The use of remote patient monitoring (RPM) is becoming more common with in-home care providers and has proven to be a value-add to many organizations. But questions related to receiving reimbursement for RPM devices and services through Medicare still exist.
Broadly, the use of remote patient monitoring is gaining momentum across senior care even outside of the home. RPM devices alert providers to their patients’ downward health trends and can play a key role in reducing hospital readmission rates.
Furthermore, as the number of older adults that have chronic conditions continues to grow, remote patient monitoring can be a tool to address caregiver shortages.
“In an ideal world, we might want to have a nurse’s aide or a professional with every elderly person, in case something happens to them, but that’s just not going to happen,” John Whitman, executive director of the TRECS Institute at The Wharton School, said earlier this month during a panel discussion at the Senior Care 360 conference in National Harbor, Maryland.
Founded in 2004, TRECS Institute — which stands for “Targeting Revolutionary Elder Care Solutions” — is a nonprofit organization that aims to improve care for seniors while reducing health care costs.
While providers are open to embracing remote patient monitoring, the issue of how it’s paid for regularly comes up. Typically, devices are not reimbursed through Medicare — but that may be starting to change, according to Whitman.
“There is some pretty good reimbursement,” Whitman said. “CMS just passed 60 new codes in January for various telemedicine approaches. We are still working through some of the idiosyncrasies. I’ve spent a lot of time talking to Medicare in terms of how we are going to go for this and their bottom line response was, ‘Just start billing and we’ll see how it goes.’”
Kerri Pendley, director of health care strategy at FirstLight Home Care; Allen Pindell, senior vice president of information services and analytics at Lexington Health Network; and John Hopkins, president for CCS Healthcare, joined Whitman during the panel discussion.
Recently, FirstLight Home Care has begun to implement remote patient monitoring into its care strategy through a pilot program.
Cincinnati-based franchise company FirstLight Home Care provides about 100,000 hours per week of companion, personal and dementia care services to nearly 4,800 clients across more than 254 locations in 34 states.
FirstLight Home Care wanted to incorporate remote patient monitoring for a number of reasons, Pendley said, such as improving patient outcomes, reducing hospital readmissions and strengthening partnerships in post-acute care.
In February, the company partnered with HNC Virtual Solutions, a global telemedicine software company. The partnership provided FirstLight Home Care’s remote patient monitoring application and blue-tooth devices that reported vital signs. The company also partnered with CareHalo, a chronic care management company.

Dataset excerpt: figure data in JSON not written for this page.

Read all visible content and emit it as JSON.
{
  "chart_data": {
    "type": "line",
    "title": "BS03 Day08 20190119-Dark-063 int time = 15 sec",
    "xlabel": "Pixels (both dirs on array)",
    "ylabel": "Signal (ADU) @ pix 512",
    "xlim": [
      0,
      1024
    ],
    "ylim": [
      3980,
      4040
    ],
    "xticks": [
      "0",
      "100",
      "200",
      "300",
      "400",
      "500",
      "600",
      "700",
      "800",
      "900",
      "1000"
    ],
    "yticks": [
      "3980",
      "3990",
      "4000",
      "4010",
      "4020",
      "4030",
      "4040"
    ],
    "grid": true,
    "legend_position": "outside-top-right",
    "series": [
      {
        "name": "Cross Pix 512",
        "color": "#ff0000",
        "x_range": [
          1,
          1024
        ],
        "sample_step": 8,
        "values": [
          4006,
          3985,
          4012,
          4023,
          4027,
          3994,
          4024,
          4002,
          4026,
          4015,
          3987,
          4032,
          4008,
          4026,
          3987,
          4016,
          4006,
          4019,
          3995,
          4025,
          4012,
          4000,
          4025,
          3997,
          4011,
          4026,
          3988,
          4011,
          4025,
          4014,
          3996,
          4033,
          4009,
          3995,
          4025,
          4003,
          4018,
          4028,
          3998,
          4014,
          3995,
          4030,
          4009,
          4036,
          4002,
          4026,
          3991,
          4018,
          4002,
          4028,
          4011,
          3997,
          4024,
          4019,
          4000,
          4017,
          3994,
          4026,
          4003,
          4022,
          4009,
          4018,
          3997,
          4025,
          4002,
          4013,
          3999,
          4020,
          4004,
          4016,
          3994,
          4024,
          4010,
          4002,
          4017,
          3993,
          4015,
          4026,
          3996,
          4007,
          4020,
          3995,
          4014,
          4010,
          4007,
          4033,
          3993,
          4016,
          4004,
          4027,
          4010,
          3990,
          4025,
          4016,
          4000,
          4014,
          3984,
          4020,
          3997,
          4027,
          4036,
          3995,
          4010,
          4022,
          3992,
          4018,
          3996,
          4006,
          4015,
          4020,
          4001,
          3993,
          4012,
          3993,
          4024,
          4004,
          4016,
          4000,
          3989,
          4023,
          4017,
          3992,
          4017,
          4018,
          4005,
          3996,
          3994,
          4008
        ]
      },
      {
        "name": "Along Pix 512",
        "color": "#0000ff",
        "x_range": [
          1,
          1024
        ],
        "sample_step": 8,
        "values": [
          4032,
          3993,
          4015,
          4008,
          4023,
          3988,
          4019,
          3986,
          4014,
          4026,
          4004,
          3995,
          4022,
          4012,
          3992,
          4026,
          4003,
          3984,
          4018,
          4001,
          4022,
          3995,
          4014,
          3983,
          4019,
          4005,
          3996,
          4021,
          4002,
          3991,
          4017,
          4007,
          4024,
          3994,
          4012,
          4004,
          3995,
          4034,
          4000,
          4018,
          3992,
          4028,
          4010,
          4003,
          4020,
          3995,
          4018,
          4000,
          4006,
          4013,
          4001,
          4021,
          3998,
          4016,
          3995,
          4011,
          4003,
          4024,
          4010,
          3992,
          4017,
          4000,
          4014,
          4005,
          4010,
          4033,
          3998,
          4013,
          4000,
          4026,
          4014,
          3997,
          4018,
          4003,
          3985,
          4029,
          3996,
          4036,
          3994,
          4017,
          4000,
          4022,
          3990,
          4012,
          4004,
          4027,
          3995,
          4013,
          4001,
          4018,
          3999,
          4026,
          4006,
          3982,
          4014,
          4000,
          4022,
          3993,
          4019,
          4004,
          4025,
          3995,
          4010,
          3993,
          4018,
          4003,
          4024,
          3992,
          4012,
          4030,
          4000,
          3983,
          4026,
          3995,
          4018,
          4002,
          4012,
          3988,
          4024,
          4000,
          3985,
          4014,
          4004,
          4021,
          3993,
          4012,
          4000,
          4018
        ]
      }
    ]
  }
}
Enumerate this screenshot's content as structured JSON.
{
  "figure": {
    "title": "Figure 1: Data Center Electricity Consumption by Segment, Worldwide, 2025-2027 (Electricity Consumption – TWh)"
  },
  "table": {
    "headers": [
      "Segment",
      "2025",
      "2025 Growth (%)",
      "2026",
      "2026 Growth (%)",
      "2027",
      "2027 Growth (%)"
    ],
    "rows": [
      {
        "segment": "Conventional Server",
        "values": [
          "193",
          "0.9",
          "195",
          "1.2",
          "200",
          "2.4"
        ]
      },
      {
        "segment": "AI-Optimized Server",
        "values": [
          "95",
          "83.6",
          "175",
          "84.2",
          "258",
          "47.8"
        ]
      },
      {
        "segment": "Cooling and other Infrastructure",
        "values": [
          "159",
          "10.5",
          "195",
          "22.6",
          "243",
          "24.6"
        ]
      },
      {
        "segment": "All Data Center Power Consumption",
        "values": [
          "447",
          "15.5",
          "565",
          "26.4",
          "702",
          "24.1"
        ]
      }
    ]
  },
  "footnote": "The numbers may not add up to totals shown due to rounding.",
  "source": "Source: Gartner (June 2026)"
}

“We have implemented this as a pilot,” Pendley said. “Our plan is to run this pilot through 2019, and then roll it out in 2020.”
For now, it’s still too early to talk financial return on investment, but remote patient monitoring allows FirstLight Home Care an additional offering to help people age in place, according to Pendley.
“We see it as being a differentiator for our system at this point,” she said. “It will allow for more real-time reporting, and intervention. The longer we can keep an individual in their home and under our services, as independent as possible would be our goal.”